1 files changed, 97 insertions, 39 deletions
diff --git a/fs/btrfs/file.c b/fs/btrfs/file.c
index 1fd827b99c1b..66c822182ecc 100644
--- a/fs/btrfs/file.c
+++ b/fs/btrfs/file.c
@@ -1848,7 +1848,6 @@ static ssize_t check_direct_IO(struct btrfs_fs_info *fs_info,
 
 static ssize_t btrfs_direct_write(struct kiocb *iocb, struct iov_iter *from)
 {
-	const bool is_sync_write = (iocb->ki_flags & IOCB_DSYNC);
 	struct file *file = iocb->ki_filp;
 	struct inode *inode = file_inode(file);
 	struct btrfs_fs_info *fs_info = btrfs_sb(inode->i_sb);
@@ -1902,15 +1901,6 @@ relock:
 	}
 
 	/*
-	 * We remove IOCB_DSYNC so that we don't deadlock when iomap_dio_rw()
-	 * calls generic_write_sync() (through iomap_dio_complete()), because
-	 * that results in calling fsync (btrfs_sync_file()) which will try to
-	 * lock the inode in exclusive/write mode.
-	 */
-	if (is_sync_write)
-		iocb->ki_flags &= ~IOCB_DSYNC;
-
-	/*
 	 * The iov_iter can be mapped to the same file range we are writing to.
 	 * If that's the case, then we will deadlock in the iomap code, because
 	 * it first calls our callback btrfs_dio_iomap_begin(), which will create
@@ -1965,17 +1955,24 @@ again:
 	btrfs_inode_unlock(inode, ilock_flags);
 
 	/*
-	 * Add back IOCB_DSYNC. Our caller, btrfs_file_write_iter(), will do
-	 * the fsync (call generic_write_sync()).

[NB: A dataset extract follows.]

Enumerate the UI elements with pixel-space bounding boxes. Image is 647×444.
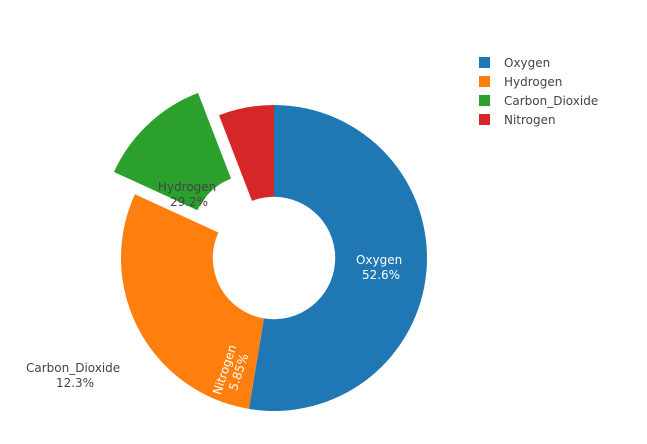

+	 * If 'err' is -ENOTBLK or we have not written all data, then it means
+	 * we must fallback to buffered IO.
 	 */
-	if (is_sync_write)
-		iocb->ki_flags |= IOCB_DSYNC;
-
-	/* If 'err' is -ENOTBLK then it means we must fallback to buffered IO. */
 	if ((err < 0 && err != -ENOTBLK) || !iov_iter_count(from))
 		goto out;
 
 buffered:
+	/*
+	 * If we are in a NOWAIT context, then return -EAGAIN to signal the caller
+	 * it must retry the operation in a context where blocking is acceptable,
+	 * since we currently don't have NOWAIT semantics support for buffered IO
+	 * and may block there for many reasons (reserving space for example).
+	 */
+	if (iocb->ki_flags & IOCB_NOWAIT) {
+		err = -EAGAIN;
+		goto out;
+	}
+
 	pos = iocb->ki_pos;
 	written_buffered = btrfs_buffered_write(iocb, from);
 	if (written_buffered < 0) {
@@ -2038,7 +2035,7 @@ ssize_t btrfs_do_write_iter(struct kiocb *iocb, struct iov_iter *from,
 	struct file *file = iocb->ki_filp;
 	struct btrfs_inode *inode = BTRFS_I(file_inode(file));
 	ssize_t num_written, num_sync;
-	const bool sync = iocb->ki_flags & IOCB_DSYNC;
+	const bool sync = iocb_is_dsync(iocb);
 
 	/*
 	 * If the fs flips readonly due to some impossible error, although we
@@ -2058,9 +2055,11 @@ ssize_t btrfs_do_write_iter(struct kiocb *iocb, struct iov_iter *from,
 		num_written = btrfs_encoded_write(iocb, from, encoded);
 		num_sync = encoded->len;
 	} else if (iocb->ki_flags & IOCB_DIRECT) {
-		num_written = num_sync = btrfs_direct_write(iocb, from);
+		num_written = btrfs_direct_write(iocb, from);
+		num_sync = num_written;
 	} else {
-		num_written = num_sync = btrfs_buffered_write(iocb, from);
+		num_written = btrfs_buffered_write(iocb, from);
+		num_sync = num_written;
 	}
 
 	btrfs_set_inode_last_sub_trans(inode);
@@ -2308,7 +2307,7 @@ int btrfs_sync_file(struct file *file, loff_t start, loff_t end, int datasync)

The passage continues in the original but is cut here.